High Performance Data Transfer in Grid Environment Using GridFTP over InfiniBand
|Title||High Performance Data Transfer in Grid Environment Using GridFTP over InfiniBand|
|Publication Type||Conference Paper|
|Year of Publication||2010|
|Authors||Subramoni, H, Lai, P, Kettimuthu, R, Panda, DK|
|Conference Name||Cluster, Cloud and Grid Computing (CCGrid)|
|Conference Location||Melbourne, Australia|
GridFTP has established itself as a popular tool for data transfer in the grid environment. GridFTP is designed on top of the Globus XIO framework which makes the task of integrating new transport protocols and storage systems into it a very easy one. The performance of GridFTP is highly dependent on the disk I/O techniques, as well as the underlying network communication protocols. Though GridFTP has many optimizations for disk I/O operations, the relatively low communication bandwidth offered by the existing network protocols presents a bottleneck to next generation exascale applications which would want to transfer exabytes of data across long distances.

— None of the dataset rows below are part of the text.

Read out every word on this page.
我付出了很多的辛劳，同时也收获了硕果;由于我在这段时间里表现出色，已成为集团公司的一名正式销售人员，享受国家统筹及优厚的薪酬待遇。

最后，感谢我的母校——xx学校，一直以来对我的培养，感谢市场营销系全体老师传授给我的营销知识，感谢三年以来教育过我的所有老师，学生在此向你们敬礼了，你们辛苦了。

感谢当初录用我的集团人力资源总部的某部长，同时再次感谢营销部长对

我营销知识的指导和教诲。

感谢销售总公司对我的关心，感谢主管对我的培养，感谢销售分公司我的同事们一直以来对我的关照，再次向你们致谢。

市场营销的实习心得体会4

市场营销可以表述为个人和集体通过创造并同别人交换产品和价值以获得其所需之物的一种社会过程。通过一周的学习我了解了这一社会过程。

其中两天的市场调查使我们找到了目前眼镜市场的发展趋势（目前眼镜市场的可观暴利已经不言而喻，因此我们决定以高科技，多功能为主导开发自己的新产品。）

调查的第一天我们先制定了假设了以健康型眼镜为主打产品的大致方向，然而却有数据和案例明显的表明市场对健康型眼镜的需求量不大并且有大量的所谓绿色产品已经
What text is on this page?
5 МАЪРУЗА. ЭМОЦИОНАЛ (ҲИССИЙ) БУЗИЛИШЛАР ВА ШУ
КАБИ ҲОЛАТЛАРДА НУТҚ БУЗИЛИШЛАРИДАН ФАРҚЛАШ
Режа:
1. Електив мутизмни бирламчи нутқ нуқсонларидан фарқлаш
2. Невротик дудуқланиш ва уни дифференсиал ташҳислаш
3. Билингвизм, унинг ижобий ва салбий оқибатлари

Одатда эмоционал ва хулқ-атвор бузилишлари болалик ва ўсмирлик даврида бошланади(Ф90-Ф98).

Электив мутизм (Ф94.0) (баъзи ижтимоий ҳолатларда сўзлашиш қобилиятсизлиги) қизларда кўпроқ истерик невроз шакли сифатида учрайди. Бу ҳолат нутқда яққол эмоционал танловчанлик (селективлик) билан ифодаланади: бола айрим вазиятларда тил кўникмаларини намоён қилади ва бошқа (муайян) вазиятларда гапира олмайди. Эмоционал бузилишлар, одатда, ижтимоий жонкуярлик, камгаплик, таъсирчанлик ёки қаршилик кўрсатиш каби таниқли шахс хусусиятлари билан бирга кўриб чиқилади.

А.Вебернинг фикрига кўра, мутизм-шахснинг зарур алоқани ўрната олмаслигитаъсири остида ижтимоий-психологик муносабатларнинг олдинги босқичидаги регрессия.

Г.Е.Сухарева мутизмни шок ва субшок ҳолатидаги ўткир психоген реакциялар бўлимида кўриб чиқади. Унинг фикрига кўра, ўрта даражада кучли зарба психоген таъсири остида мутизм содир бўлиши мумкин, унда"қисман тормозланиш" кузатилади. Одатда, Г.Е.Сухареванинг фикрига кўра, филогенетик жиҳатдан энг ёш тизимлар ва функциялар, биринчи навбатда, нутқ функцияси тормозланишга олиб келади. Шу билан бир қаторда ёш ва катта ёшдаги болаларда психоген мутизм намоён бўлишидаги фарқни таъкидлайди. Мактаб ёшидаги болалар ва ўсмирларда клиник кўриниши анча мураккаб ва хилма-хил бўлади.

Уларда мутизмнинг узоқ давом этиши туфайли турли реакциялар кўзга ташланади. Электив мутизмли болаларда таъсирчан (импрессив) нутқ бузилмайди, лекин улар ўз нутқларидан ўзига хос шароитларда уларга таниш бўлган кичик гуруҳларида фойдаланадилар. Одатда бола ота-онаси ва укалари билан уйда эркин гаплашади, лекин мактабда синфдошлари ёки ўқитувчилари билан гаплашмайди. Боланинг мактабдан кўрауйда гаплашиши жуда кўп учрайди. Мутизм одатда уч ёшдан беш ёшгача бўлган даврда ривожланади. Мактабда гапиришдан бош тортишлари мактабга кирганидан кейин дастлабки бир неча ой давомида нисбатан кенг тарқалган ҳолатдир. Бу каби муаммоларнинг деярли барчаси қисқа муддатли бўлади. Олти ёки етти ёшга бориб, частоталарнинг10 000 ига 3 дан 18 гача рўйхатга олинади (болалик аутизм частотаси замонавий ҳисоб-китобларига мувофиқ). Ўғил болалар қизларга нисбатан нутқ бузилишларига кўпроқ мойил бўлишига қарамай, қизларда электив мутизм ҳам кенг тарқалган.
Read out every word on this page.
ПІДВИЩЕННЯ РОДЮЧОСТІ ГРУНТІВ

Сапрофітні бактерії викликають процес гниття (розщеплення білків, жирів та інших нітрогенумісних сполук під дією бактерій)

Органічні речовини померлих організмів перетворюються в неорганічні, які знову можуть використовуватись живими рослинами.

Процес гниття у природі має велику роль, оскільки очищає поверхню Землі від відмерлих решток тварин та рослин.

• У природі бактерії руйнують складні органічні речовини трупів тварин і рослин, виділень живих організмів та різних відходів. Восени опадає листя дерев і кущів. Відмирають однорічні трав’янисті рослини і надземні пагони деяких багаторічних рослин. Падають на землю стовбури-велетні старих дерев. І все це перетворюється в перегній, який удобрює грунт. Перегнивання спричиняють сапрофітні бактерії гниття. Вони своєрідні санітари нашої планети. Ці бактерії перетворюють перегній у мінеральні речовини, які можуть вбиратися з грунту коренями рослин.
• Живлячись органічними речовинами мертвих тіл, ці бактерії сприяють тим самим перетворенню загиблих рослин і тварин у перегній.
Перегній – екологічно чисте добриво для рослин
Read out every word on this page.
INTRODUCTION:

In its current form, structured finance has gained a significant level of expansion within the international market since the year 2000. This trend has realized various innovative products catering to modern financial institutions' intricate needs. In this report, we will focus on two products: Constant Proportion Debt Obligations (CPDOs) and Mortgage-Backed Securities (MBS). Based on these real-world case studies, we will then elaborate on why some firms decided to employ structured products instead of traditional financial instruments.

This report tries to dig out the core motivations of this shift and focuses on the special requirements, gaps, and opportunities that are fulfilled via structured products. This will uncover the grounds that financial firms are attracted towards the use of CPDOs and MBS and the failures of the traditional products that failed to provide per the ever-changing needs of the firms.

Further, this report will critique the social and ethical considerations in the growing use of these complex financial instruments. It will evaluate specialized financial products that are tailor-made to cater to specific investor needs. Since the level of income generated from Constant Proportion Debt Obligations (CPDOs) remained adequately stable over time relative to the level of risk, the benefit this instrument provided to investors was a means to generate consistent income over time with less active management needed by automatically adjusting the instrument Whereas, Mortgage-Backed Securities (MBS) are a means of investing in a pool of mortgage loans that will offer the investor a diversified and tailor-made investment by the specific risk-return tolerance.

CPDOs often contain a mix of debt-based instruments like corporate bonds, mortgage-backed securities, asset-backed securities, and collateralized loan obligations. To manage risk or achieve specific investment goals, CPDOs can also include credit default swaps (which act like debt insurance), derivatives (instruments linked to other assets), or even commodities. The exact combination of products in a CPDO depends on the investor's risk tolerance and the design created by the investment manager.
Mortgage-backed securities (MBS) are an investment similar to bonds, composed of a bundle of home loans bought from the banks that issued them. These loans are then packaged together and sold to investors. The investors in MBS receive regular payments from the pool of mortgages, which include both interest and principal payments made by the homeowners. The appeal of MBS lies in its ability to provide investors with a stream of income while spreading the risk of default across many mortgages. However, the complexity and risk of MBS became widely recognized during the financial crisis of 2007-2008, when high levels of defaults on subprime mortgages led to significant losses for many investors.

On the other hand, modern interconnects such as InfiniBand have introduced many advanced communication features, like zero-copy protocol and RDMA operations which can greatly improve the communication efficiency. Moreover, the recently introduced InfiniBand WAN routers such as Obsidian Longbows now give us the ability to extend the reach of InfiniBand to WAN distances. In this paper, we take on the challenge of combining the ease of use of the Globus XIO framework and the high performance achieved through InfiniBand communication, thereby natively supporting GridFTP over InfiniBand based networks. The Advanced Data Transfer Service (ADTS) designed in our previous work provides the low level InfiniBand support to the Globus XIO layer so that it can be used by GridFTP as well as by end-user Grid applications built on top of Globus XIO. In order to achieve efficient disk based data transfers, we introduce the concepts of I/O staging in the Globus XIO ADTS driver. We evaluate our design in both LAN and WAN environments using microbenchmarks as well as communication traces from several real world applications. We also provide insights into the communication performance with some in- depth analysis. The results of our experimental evaluation shows a performance improvement of up to 100% for ADTS based data transfers as compared with TCP or UDP based ones in LAN as well as high delay WAN scenarios.